Since getting out, in May, Davenport says he has been attempting to pick up what he calls normal life. “I have been out every night,” he says.

Still not drinking? “No.”

Is that a problem when one’s whole life revolves around partying? “No. For the swinging parties, it is an advantage. Some people, especially men, when they are drunk, have a disadvantage.”

So, he participates in the swinging parties, we can conclude?

“I enjoy that kind of thing. There’s a basement full of beautiful girls. There are always more girls than guys. The guys always say before how much they want to come, but then they get shy, or don’t want to bring their girlfriends in case they sleep with someone else. Weird complications.”

Yes, very weird of them.

So would Davenport take his girlfriend? “Yes, of course. Different girls have different things they like, so it would depend what the girl wanted. If they didn’t want to go, then I would respect that, and take someone else.”

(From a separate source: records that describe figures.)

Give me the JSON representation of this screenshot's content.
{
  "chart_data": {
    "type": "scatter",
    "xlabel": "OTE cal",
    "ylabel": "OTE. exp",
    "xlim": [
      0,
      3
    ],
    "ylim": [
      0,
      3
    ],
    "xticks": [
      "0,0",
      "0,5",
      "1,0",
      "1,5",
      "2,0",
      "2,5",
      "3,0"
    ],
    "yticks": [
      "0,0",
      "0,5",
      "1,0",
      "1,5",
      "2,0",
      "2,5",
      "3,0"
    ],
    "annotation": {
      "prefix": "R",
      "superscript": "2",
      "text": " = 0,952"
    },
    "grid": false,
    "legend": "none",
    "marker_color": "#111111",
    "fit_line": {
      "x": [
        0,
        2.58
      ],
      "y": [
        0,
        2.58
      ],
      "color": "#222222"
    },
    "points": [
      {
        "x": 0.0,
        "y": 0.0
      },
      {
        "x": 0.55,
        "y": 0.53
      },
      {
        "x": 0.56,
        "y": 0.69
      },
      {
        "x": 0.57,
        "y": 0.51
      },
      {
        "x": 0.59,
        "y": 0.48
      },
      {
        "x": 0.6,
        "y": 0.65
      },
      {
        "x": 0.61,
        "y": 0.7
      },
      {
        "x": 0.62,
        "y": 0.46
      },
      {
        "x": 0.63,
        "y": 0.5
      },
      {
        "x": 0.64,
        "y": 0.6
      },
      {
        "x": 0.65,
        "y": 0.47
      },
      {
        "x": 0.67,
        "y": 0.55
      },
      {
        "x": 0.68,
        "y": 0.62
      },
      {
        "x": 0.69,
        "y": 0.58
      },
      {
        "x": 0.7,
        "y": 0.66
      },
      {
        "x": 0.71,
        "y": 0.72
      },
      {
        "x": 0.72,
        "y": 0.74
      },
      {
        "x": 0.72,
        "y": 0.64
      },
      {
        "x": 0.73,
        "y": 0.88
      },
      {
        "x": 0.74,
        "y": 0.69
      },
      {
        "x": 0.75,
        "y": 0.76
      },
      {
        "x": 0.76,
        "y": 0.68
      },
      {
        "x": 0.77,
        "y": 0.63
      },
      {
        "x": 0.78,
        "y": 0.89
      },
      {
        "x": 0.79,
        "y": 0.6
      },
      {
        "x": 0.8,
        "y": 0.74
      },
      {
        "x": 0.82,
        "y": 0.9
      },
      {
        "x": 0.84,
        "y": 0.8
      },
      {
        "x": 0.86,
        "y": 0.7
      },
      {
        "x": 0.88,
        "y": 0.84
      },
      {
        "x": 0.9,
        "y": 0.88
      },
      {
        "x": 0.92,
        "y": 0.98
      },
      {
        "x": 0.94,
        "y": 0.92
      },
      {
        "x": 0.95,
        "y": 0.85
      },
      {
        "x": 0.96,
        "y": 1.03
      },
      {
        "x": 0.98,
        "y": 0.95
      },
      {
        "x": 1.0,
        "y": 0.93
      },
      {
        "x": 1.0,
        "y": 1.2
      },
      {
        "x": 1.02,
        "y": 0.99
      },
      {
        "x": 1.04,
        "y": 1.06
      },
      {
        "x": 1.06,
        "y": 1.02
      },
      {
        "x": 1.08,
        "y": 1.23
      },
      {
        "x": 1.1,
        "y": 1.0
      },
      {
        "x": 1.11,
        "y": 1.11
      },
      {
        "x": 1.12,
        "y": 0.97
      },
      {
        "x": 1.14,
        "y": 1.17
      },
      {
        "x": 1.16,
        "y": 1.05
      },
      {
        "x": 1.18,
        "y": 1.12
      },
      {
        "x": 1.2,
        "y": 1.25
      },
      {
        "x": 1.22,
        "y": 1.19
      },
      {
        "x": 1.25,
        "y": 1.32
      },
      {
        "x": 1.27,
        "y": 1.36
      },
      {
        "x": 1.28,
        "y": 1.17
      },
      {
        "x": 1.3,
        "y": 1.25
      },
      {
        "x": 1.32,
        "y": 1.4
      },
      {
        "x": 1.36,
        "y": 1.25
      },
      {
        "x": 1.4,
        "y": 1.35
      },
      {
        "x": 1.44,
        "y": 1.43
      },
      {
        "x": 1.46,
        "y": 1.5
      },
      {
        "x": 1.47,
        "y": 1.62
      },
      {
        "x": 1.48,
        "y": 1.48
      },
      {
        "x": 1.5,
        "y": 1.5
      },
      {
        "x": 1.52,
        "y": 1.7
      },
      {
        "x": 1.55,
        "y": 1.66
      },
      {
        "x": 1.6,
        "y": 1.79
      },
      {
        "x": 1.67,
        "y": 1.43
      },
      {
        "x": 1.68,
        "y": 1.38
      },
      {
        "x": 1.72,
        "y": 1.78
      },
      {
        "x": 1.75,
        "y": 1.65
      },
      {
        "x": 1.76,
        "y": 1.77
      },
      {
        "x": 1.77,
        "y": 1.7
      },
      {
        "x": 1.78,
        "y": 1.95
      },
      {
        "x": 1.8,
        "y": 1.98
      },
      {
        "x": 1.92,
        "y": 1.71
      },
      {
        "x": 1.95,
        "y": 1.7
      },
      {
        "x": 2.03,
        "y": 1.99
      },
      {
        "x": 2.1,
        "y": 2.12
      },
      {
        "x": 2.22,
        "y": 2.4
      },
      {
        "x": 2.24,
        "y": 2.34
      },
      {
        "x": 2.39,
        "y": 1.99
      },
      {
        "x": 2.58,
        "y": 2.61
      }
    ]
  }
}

Why, I wonder, is Davenport so obsessed with defining himself as part of the British aristocracy?

He sort-of answers me, “I describe myself as an aristocrat. I’ve got a family tree that goes back centuries, a family crest. But the ‘Lord Fast Eddie’ title was made up by a woman at the Dempster column in the Daily Mail. But the Lord Davenport title just seems to have stuck. It came partly because I bought a property in Shropshire that had a title with it, technically the title is Lord of The Giffords.”

But, I say, your website is littered with references to yourself as Lord Edward Davenport! You can’t blame that on the Daily Mail, can you? Why do you call yourself Lord Edward Davenport?

“It’s something to talk about,” Davenport says, vaguely, as if the question has never occurred to him before, “Part of the social scene. Something additionally interesting.”

After the sale of the house and paying the confiscation order, he should be left with over £10m. What does he plan to do with it?

“Make some more money. I have to make this £13.9m ($23.05m) back as soon as possible.”